Evidence wa ka Ngobeni
The Gauteng Department of Housing is going ahead with a development project despite attempts by environmental groups to block the low-cost housing scheme on the grounds that it poses a threat to a rare butterfly species.
The Heidelberg Town Council’s low-cost housing project, which will house more than 14 000 people, has been on hold since 1999.
Environmental groups charged that the Heidelberg Copper butterfly, so named because of the golden metallic sheen of its wings and its discovery at Heidelberg in 1959, was so fragile that smoke from fires for cooking food would have a disastrous effect on its prospects for survival.
A number of environmental groups, including the Wildlife and Environmental Society of South Africa (Wessa), suggested that the Gauteng government relocate the proposed housing development. The government rejected this on the grounds that the proposed site was near necessary amenities.
Wessa said the relocation of the proposed project will be in the interest of preserving not only the Heidelberg Copper butterfly, but also other insects and at least 22 plant species listed in the Red Data Book as rare or endangered.

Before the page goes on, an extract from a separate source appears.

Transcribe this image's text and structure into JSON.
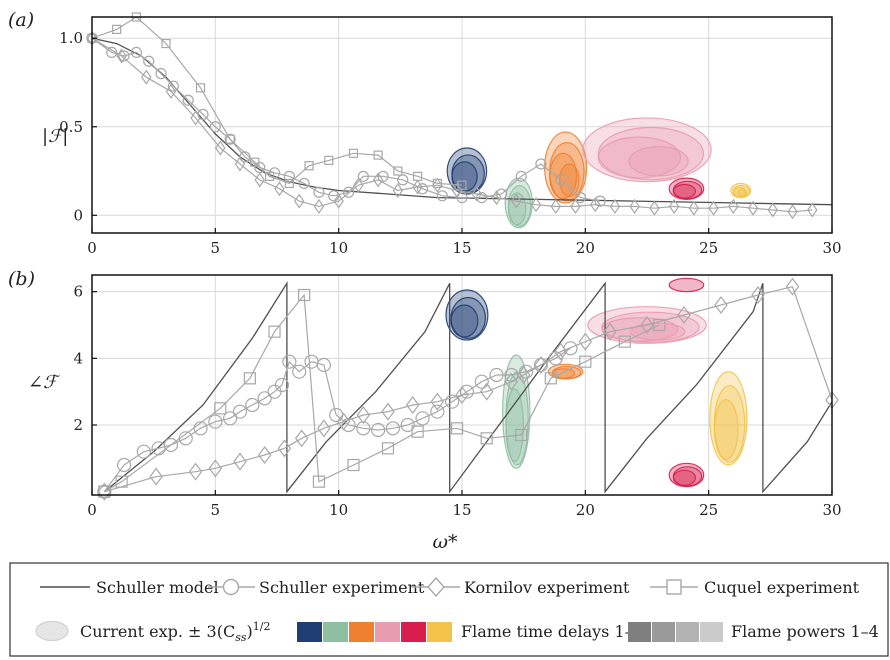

The environmental groups were hoping to use a 1997 precedent that was set when former minister of environmental affairs and tourism Pallo Jordan used Section 31A of the Environmental Conservation Act to halt a development project at Brenton-on-Sea near Knysna, a state reserve established to protect the Brenton Blue butterfly species.
Gauteng MEC for Housing Paul Mashatile said this week some Heidelberg residents did not want the project to go ahead and were using campaigns to save the butterflies as an “excuse”.
“We need to strike a balance between the needs of the people and the environment. Sometimes we have to consider the people before the environment or butterflies,” Mashatile said. “I don’t want to sound as if I have no regard for the environment. But there are thousands of people out there who do not have access to houses.”
Mashatile said his department would implement the housing project on the basis of the conditions underlined by the Gauteng Department of Agriculture, Conservation and the Environment. This includes the electrification of the houses. Initially, the Heidelberg Town Council did not allocate resources for the electricity and it remains unclear if funding is now available.
The site earmarked for the development falls between the Suikerbosrand Nature Reserve and the Alice Glockner Reserve, run by the Gauteng Directorate of Nature Conservation.
The Alice Glockner Reserve was identified by two renowned scientists as one of the two sites in South Africa where the Heidelberg Copper butterfly has any hope of a future. The other site is a small private game ranch in Mpumalanga.
A study of the Heidelberg Copper by the scientists pointed out that the butterflies are particularly susceptible to air-borne pollutants and that an increase in smoke could have serious effects on the species.